А если наказывали меня темным карцером, то и это меня не пугало: в темноте я опускал крышку унитаза, усаживался на нее и все свои войны и путешествия совершал с пустыми руками. Без кусочков мыла, без всяких расчесок и шпилек, не двигаясь с места. Я сидел, зажмурив глаза, мысленно зажигая столько света, сколько мне хотелось, оставляя таким образом тьму снаружи, в то время как внутри меня все было великолепно освещено.
Можно почти утверждать, что я любил эти наказания изоляцией и карантином. «Тот, кто не нуждается в ближнем, — цитировал папа слова Аристотеля, — он или животное или Бог». И я в течение долгих часов с удовольствием был и тем и другим. Безразлично.
Всякий раз, когда папа насмешливо называл меня «ваше высочество» или «ваше величество», я не обижался. Напротив, в глубине души я с ним соглашался. Я принимал все эти титулы. Но молчал. Не подавал никакого знака, что это доставляет мне удовольствие. Так король-изгнанник, покинувший родину, но сумевший тайно перейти границу и, невзирая на опасность, вернуться в свою столицу, бродит по ее улицам в платье простолюдина. Случается, что один из моих пораженных встречей поданных вдруг узнает меня, падает ниц, называет меня «ваше величество» — это может произойти в очереди на автобус, в толпе на городской площади, — но я делаю вид, что не замечаю поклонов, не слышу обращения «ваше величество». Ничем себя не выдаю. Возможно, я выбрал такую линию поведения, потому что мама учила меня: подлинные короли и герцоги тем и отличаются, что как бы слегка пренебрегают своими титулами, уверенные в том, что их высокое положение обязывает вести себя с простолюдинами просто, естественно, скромно, как ведет себя обычный человек.
* * *
И не просто как обычный человек, а именно как человек воспитанный, старающийся быть приятным, исполняющий желания своих поданных. По всей видимости, им приятно одевать и обувать меня? Пожалуйста: я с радостью протягиваю им все четыре моих конечности. Спустя какое-то время они вдруг меняют свои вкусы? Отныне им нравится, чтобы я одевался и обувался сам, без их помощи? С великой радостью я, стало быть, влезаю в собственную одежду и получаю удовольствие от их бьющей через край радости. Иногда я путаюсь, неправильно застегиваю пуговицы или со сладким выражением лица прошу их помочь мне завязать шнурки.

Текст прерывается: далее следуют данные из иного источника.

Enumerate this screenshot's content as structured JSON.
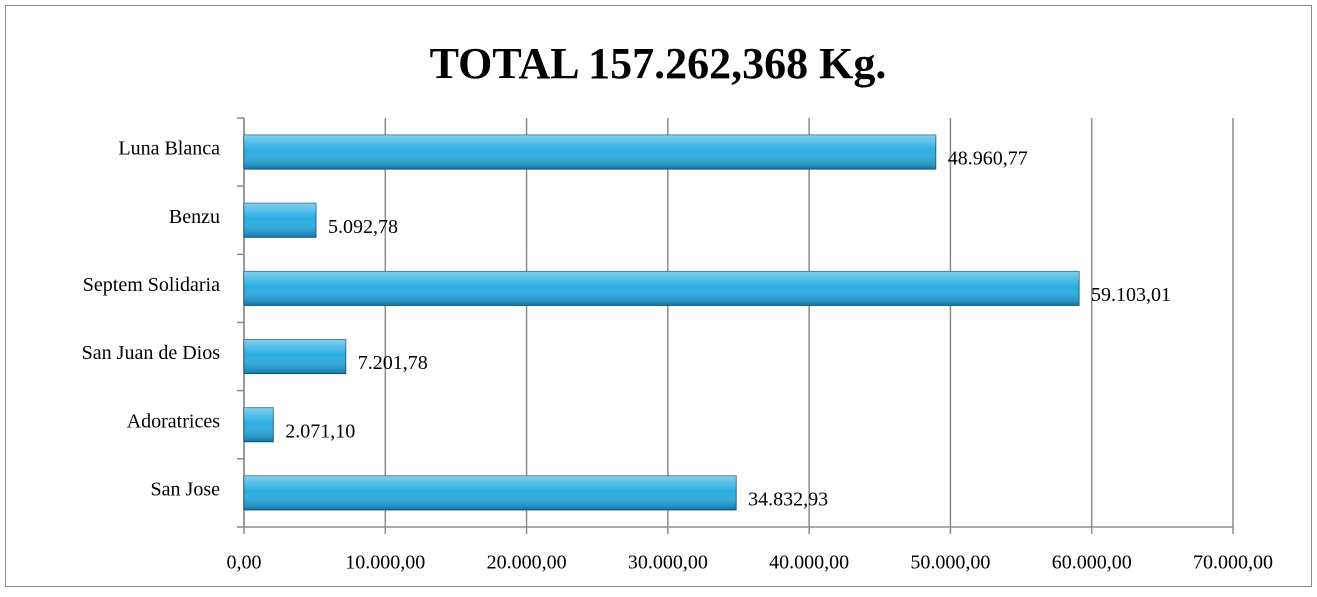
{
  "chart_data": {
    "type": "hbar",
    "title": "TOTAL 157.262,368 Kg.",
    "categories": [
      "Luna Blanca",
      "Benzu",
      "Septem Solidaria",
      "San Juan de Dios",
      "Adoratrices",
      "San Jose"
    ],
    "values": [
      48960.77,
      5092.78,
      59103.01,
      7201.78,
      2071.1,
      34832.93
    ],
    "value_labels": [
      "48.960,77",
      "5.092,78",
      "59.103,01",
      "7.201,78",
      "2.071,10",
      "34.832,93"
    ],
    "color": "#1ea9e1",
    "xlim": [
      0,
      70000
    ],
    "xticks": [
      {
        "value": 0,
        "label": "0,00"
      },
      {
        "value": 10000,
        "label": "10.000,00"
      },
      {
        "value": 20000,
        "label": "20.000,00"
      },
      {
        "value": 30000,
        "label": "30.000,00"
      },
      {
        "value": 40000,
        "label": "40.000,00"
      },
      {
        "value": 50000,
        "label": "50.000,00"
      },
      {
        "value": 60000,
        "label": "60.000,00"
      },
      {
        "value": 70000,
        "label": "70.000,00"
      }
    ],
    "grid": true
  }
}
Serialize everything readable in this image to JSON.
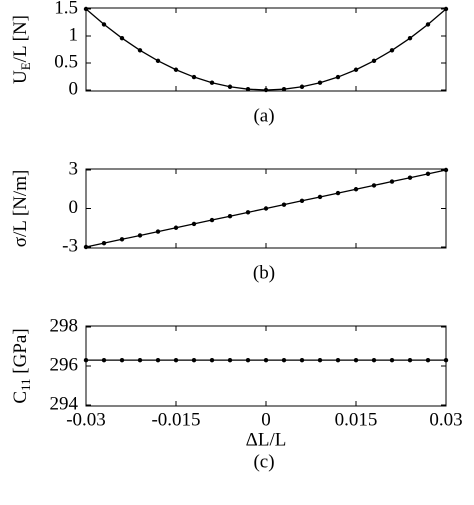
{
  "chart_data": [
    {
      "type": "line",
      "caption": "(a)",
      "ylabel": {
        "main": "U",
        "sub": "E",
        "rest": "/L [N]"
      },
      "x": [
        -0.03,
        -0.027,
        -0.024,
        -0.021,
        -0.018,
        -0.015,
        -0.012,
        -0.009,
        -0.006,
        -0.003,
        0,
        0.003,
        0.006,
        0.009,
        0.012,
        0.015,
        0.018,
        0.021,
        0.024,
        0.027,
        0.03
      ],
      "values": [
        1.5,
        1.215,
        0.96,
        0.735,
        0.54,
        0.375,
        0.24,
        0.135,
        0.06,
        0.015,
        0,
        0.015,
        0.06,
        0.135,
        0.24,
        0.375,
        0.54,
        0.735,
        0.96,
        1.215,
        1.5
      ],
      "color": "#000000",
      "xlim": [
        -0.03,
        0.03
      ],
      "xticks": [
        -0.03,
        -0.015,
        0,
        0.015,
        0.03
      ],
      "ylim": [
        0,
        1.5
      ],
      "yticks": [
        0,
        0.5,
        1,
        1.5
      ]
    },
    {
      "type": "line",
      "caption": "(b)",
      "ylabel": {
        "main": "σ/L [N/m]"
      },
      "x": [
        -0.03,
        -0.027,
        -0.024,
        -0.021,
        -0.018,
        -0.015,
        -0.012,
        -0.009,
        -0.006,
        -0.003,
        0,
        0.003,
        0.006,
        0.009,
        0.012,
        0.015,
        0.018,
        0.021,
        0.024,
        0.027,
        0.03
      ],
      "values": [
        -3,
        -2.7,
        -2.4,
        -2.1,
        -1.8,
        -1.5,
        -1.2,
        -0.9,
        -0.6,
        -0.3,
        0,
        0.3,
        0.6,
        0.9,
        1.2,
        1.5,
        1.8,
        2.1,
        2.4,
        2.7,
        3
      ],
      "color": "#000000",
      "xlim": [
        -0.03,
        0.03
      ],
      "xticks": [
        -0.03,
        -0.015,
        0,
        0.015,
        0.03
      ],
      "ylim": [
        -3,
        3
      ],
      "yticks": [
        -3,
        0,
        3
      ]
    },
    {
      "type": "line",
      "caption": "(c)",
      "ylabel": {
        "main": "C",
        "sub": "11",
        "rest": " [GPa]"
      },
      "xlabel": "ΔL/L",
      "x": [
        -0.03,
        -0.027,
        -0.024,
        -0.021,
        -0.018,
        -0.015,
        -0.012,
        -0.009,
        -0.006,
        -0.003,
        0,
        0.003,
        0.006,
        0.009,
        0.012,
        0.015,
        0.018,
        0.021,
        0.024,
        0.027,
        0.03
      ],
      "values": [
        296.3,
        296.3,
        296.3,
        296.3,
        296.3,
        296.3,
        296.3,
        296.3,
        296.3,
        296.3,
        296.3,
        296.3,
        296.3,
        296.3,
        296.3,
        296.3,
        296.3,
        296.3,
        296.3,
        296.3,
        296.3
      ],
      "color": "#000000",
      "xlim": [
        -0.03,
        0.03
      ],
      "xticks": [
        -0.03,
        -0.015,
        0,
        0.015,
        0.03
      ],
      "ylim": [
        294,
        298
      ],
      "yticks": [
        294,
        296,
        298
      ]
    }
  ]
}
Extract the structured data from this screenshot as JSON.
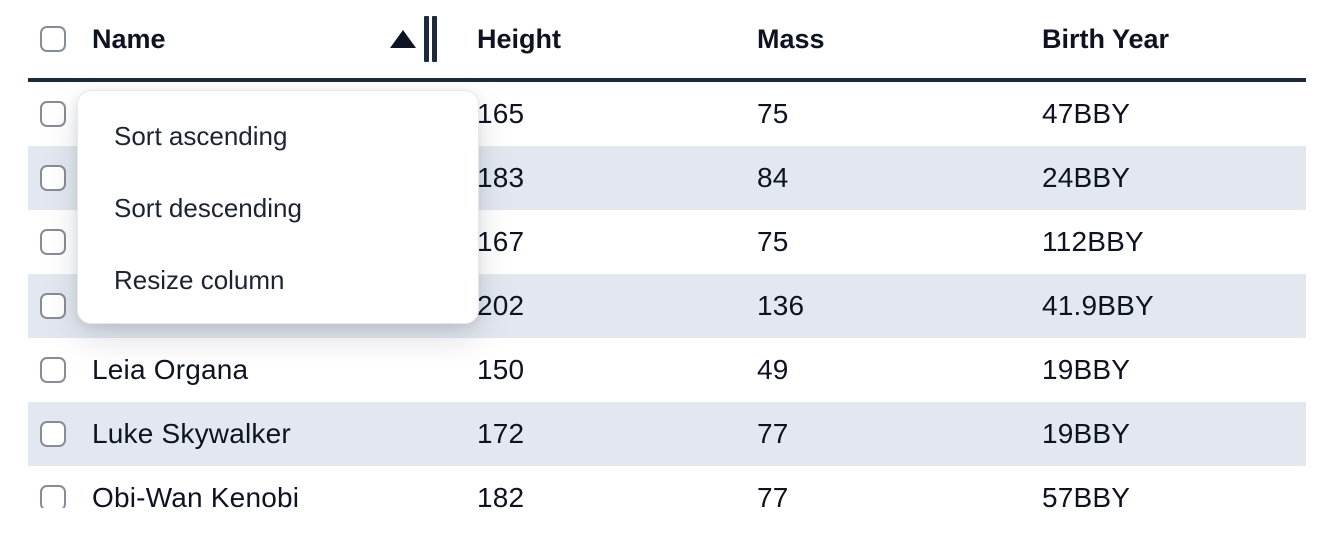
{
  "table": {
    "columns": [
      {
        "id": "select",
        "label": ""
      },
      {
        "id": "name",
        "label": "Name",
        "sorted": "ascending"
      },
      {
        "id": "height",
        "label": "Height"
      },
      {
        "id": "mass",
        "label": "Mass"
      },
      {
        "id": "birth_year",
        "label": "Birth Year"
      }
    ],
    "rows": [
      {
        "name": "",
        "height": "165",
        "mass": "75",
        "birth_year": "47BBY",
        "selected": false
      },
      {
        "name": "",
        "height": "183",
        "mass": "84",
        "birth_year": "24BBY",
        "selected": false
      },
      {
        "name": "",
        "height": "167",
        "mass": "75",
        "birth_year": "112BBY",
        "selected": false
      },
      {
        "name": "",
        "height": "202",
        "mass": "136",
        "birth_year": "41.9BBY",
        "selected": false
      },
      {
        "name": "Leia Organa",
        "height": "150",
        "mass": "49",
        "birth_year": "19BBY",
        "selected": false
      },
      {
        "name": "Luke Skywalker",
        "height": "172",
        "mass": "77",
        "birth_year": "19BBY",
        "selected": false
      },
      {
        "name": "Obi-Wan Kenobi",
        "height": "182",
        "mass": "77",
        "birth_year": "57BBY",
        "selected": false
      }
    ]
  },
  "menu": {
    "items": [
      "Sort ascending",
      "Sort descending",
      "Resize column"
    ]
  },
  "icons": {
    "sort_ascending_icon": "filled-up-triangle",
    "column_resize_icon": "double-vertical-bars",
    "checkbox_icon": "empty-rounded-square"
  },
  "colors": {
    "stripe": "#e3e8f0",
    "header_border": "#1e293b",
    "text": "#0d1321",
    "menu_text": "#1c2433",
    "menu_border": "#e7e8ec",
    "menu_background": "#ffffff",
    "checkbox_border": "#878d96",
    "resize_handle": "#1e293b",
    "sort_arrow": "#0d1321"
  }
}
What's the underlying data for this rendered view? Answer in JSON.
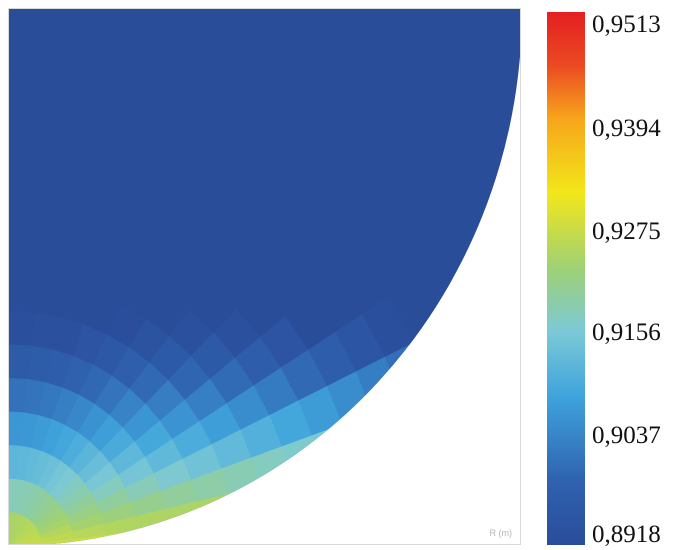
{
  "chart_data": {
    "type": "heatmap",
    "title": "",
    "xlabel": "",
    "ylabel": "",
    "description_of_field": "quarter-disk contour map; value highest at the lower-left rim and decreasing toward the top",
    "colorbar": {
      "min": 0.8918,
      "max": 0.9513,
      "tick_labels": [
        "0,9513",
        "0,9394",
        "0,9275",
        "0,9156",
        "0,9037",
        "0,8918"
      ],
      "tick_values": [
        0.9513,
        0.9394,
        0.9275,
        0.9156,
        0.9037,
        0.8918
      ],
      "colors": [
        "#2a4d9a",
        "#2f62b0",
        "#3fa4dc",
        "#7cc9d6",
        "#9fd174",
        "#f2e71a",
        "#f7a51b",
        "#ea4a22",
        "#e51f22"
      ]
    },
    "unit_label": "R (m)"
  }
}
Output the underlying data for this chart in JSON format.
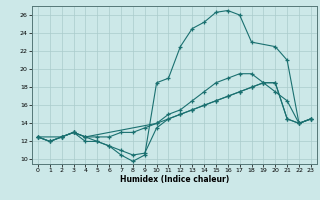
{
  "xlabel": "Humidex (Indice chaleur)",
  "background_color": "#cce8e8",
  "grid_color": "#aacccc",
  "line_color": "#1a7070",
  "xlim": [
    -0.5,
    23.5
  ],
  "ylim": [
    9.5,
    27.0
  ],
  "xticks": [
    0,
    1,
    2,
    3,
    4,
    5,
    6,
    7,
    8,
    9,
    10,
    11,
    12,
    13,
    14,
    15,
    16,
    17,
    18,
    19,
    20,
    21,
    22,
    23
  ],
  "yticks": [
    10,
    12,
    14,
    16,
    18,
    20,
    22,
    24,
    26
  ],
  "curve_high_x": [
    0,
    1,
    2,
    3,
    4,
    5,
    6,
    7,
    8,
    9,
    10,
    11,
    12,
    13,
    14,
    15,
    16,
    17,
    18,
    20,
    21,
    22,
    23
  ],
  "curve_high_y": [
    12.5,
    12.0,
    12.5,
    13.0,
    12.0,
    12.0,
    11.5,
    10.5,
    9.8,
    10.5,
    18.5,
    19.0,
    22.5,
    24.5,
    25.2,
    26.3,
    26.5,
    26.0,
    23.0,
    22.5,
    21.0,
    14.0,
    14.5
  ],
  "curve_mid_x": [
    0,
    2,
    3,
    4,
    10,
    11,
    12,
    13,
    14,
    15,
    16,
    17,
    18,
    19,
    20,
    21,
    22,
    23
  ],
  "curve_mid_y": [
    12.5,
    12.5,
    13.0,
    12.5,
    14.0,
    15.0,
    15.5,
    16.5,
    17.5,
    18.5,
    19.0,
    19.5,
    19.5,
    18.5,
    17.5,
    16.5,
    14.0,
    14.5
  ],
  "curve_low1_x": [
    0,
    1,
    2,
    3,
    4,
    5,
    6,
    7,
    8,
    9,
    10,
    11,
    12,
    13,
    14,
    15,
    16,
    17,
    18,
    19,
    20,
    21,
    22,
    23
  ],
  "curve_low1_y": [
    12.5,
    12.0,
    12.5,
    13.0,
    12.5,
    12.5,
    12.5,
    13.0,
    13.0,
    13.5,
    14.0,
    14.5,
    15.0,
    15.5,
    16.0,
    16.5,
    17.0,
    17.5,
    18.0,
    18.5,
    18.5,
    14.5,
    14.0,
    14.5
  ],
  "curve_low2_x": [
    0,
    1,
    2,
    3,
    4,
    5,
    6,
    7,
    8,
    9,
    10,
    11,
    12,
    13,
    14,
    15,
    16,
    17,
    18,
    19,
    20,
    21,
    22,
    23
  ],
  "curve_low2_y": [
    12.5,
    12.0,
    12.5,
    13.0,
    12.5,
    12.0,
    11.5,
    11.0,
    10.5,
    10.7,
    13.5,
    14.5,
    15.0,
    15.5,
    16.0,
    16.5,
    17.0,
    17.5,
    18.0,
    18.5,
    18.5,
    14.5,
    14.0,
    14.5
  ]
}
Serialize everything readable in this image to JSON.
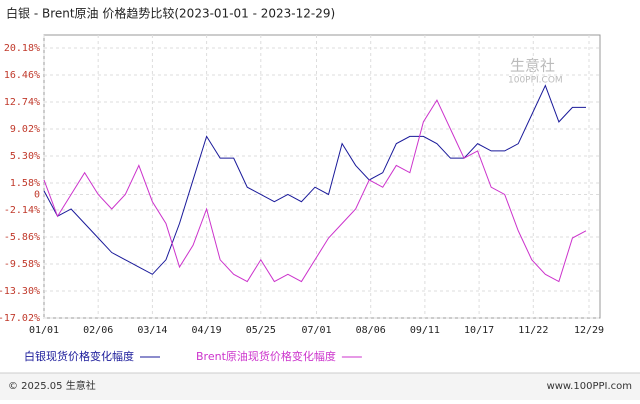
{
  "chart_data": {
    "type": "line",
    "title": "白银 - Brent原油 价格趋势比较(2023-01-01 - 2023-12-29)",
    "watermark": "生意社",
    "watermark_sub": "100PPI.COM",
    "footer_left": "© 2025.05 生意社",
    "footer_right": "www.100PPI.com",
    "x": [
      0,
      9,
      18,
      27,
      36,
      45,
      54,
      63,
      72,
      81,
      90,
      99,
      108,
      117,
      126,
      135,
      144,
      153,
      162,
      171,
      180,
      189,
      198,
      207,
      216,
      225,
      234,
      243,
      252,
      261,
      270,
      279,
      288,
      297,
      306,
      315,
      324,
      333,
      342,
      351,
      360
    ],
    "xlim": [
      0,
      362
    ],
    "xticks": [
      {
        "value": 0,
        "label": "01/01"
      },
      {
        "value": 36,
        "label": "02/06"
      },
      {
        "value": 72,
        "label": "03/14"
      },
      {
        "value": 108,
        "label": "04/19"
      },
      {
        "value": 144,
        "label": "05/25"
      },
      {
        "value": 181,
        "label": "07/01"
      },
      {
        "value": 217,
        "label": "08/06"
      },
      {
        "value": 253,
        "label": "09/11"
      },
      {
        "value": 289,
        "label": "10/17"
      },
      {
        "value": 325,
        "label": "11/22"
      },
      {
        "value": 362,
        "label": "12/29"
      }
    ],
    "ylim": [
      -17.02,
      20.18
    ],
    "yticks": [
      {
        "value": 20.18,
        "label": "20.18%"
      },
      {
        "value": 16.46,
        "label": "16.46%"
      },
      {
        "value": 12.74,
        "label": "12.74%"
      },
      {
        "value": 9.02,
        "label": "9.02%"
      },
      {
        "value": 5.3,
        "label": "5.30%"
      },
      {
        "value": 1.58,
        "label": "1.58%"
      },
      0,
      {
        "value": -2.14,
        "label": "-2.14%"
      },
      {
        "value": -5.86,
        "label": "-5.86%"
      },
      {
        "value": -9.58,
        "label": "-9.58%"
      },
      {
        "value": -13.3,
        "label": "-13.30%"
      },
      {
        "value": -17.02,
        "label": "-17.02%"
      }
    ],
    "grid": true,
    "series": [
      {
        "name": "白银现货价格变化幅度",
        "color": "#1a1a9a",
        "values": [
          0.5,
          -3,
          -2,
          -4,
          -6,
          -8,
          -9,
          -10,
          -11,
          -9,
          -4,
          2,
          8,
          5,
          5,
          1,
          0,
          -1,
          0,
          -1,
          1,
          0,
          7,
          4,
          2,
          3,
          7,
          8,
          8,
          7,
          5,
          5,
          7,
          6,
          6,
          7,
          11,
          15,
          10,
          12,
          12
        ]
      },
      {
        "name": "Brent原油现货价格变化幅度",
        "color": "#cc33cc",
        "values": [
          2,
          -3,
          0,
          3,
          0,
          -2,
          0,
          4,
          -1,
          -4,
          -10,
          -7,
          -2,
          -9,
          -11,
          -12,
          -9,
          -12,
          -11,
          -12,
          -9,
          -6,
          -4,
          -2,
          2,
          1,
          4,
          3,
          10,
          13,
          9,
          5,
          6,
          1,
          0,
          -5,
          -9,
          -11,
          -12,
          -6,
          -5
        ]
      }
    ]
  }
}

Да ведь они чуть ли не состязаются друг с другом за право преклонить колени, припасть к стопам маленького короля и завязать ему шнурки, поскольку он обычно вознаграждает своих поданных объятием. Нет в мире второго ребенка, который бы умел столь величественно и вежливо вознаграждать за услуги. Однажды он даже пообещал своим родителям (они глядели на него глазами, туманящимися от гордости и счастья, ласкали его и таяли от восторга), что со временем, когда они будут очень старыми, вроде соседа господина Лемберга, он тоже будет завязывать им шнурки и застегивать пуговицы. За все те «благомилости», которыми они непрестанно осыпают его.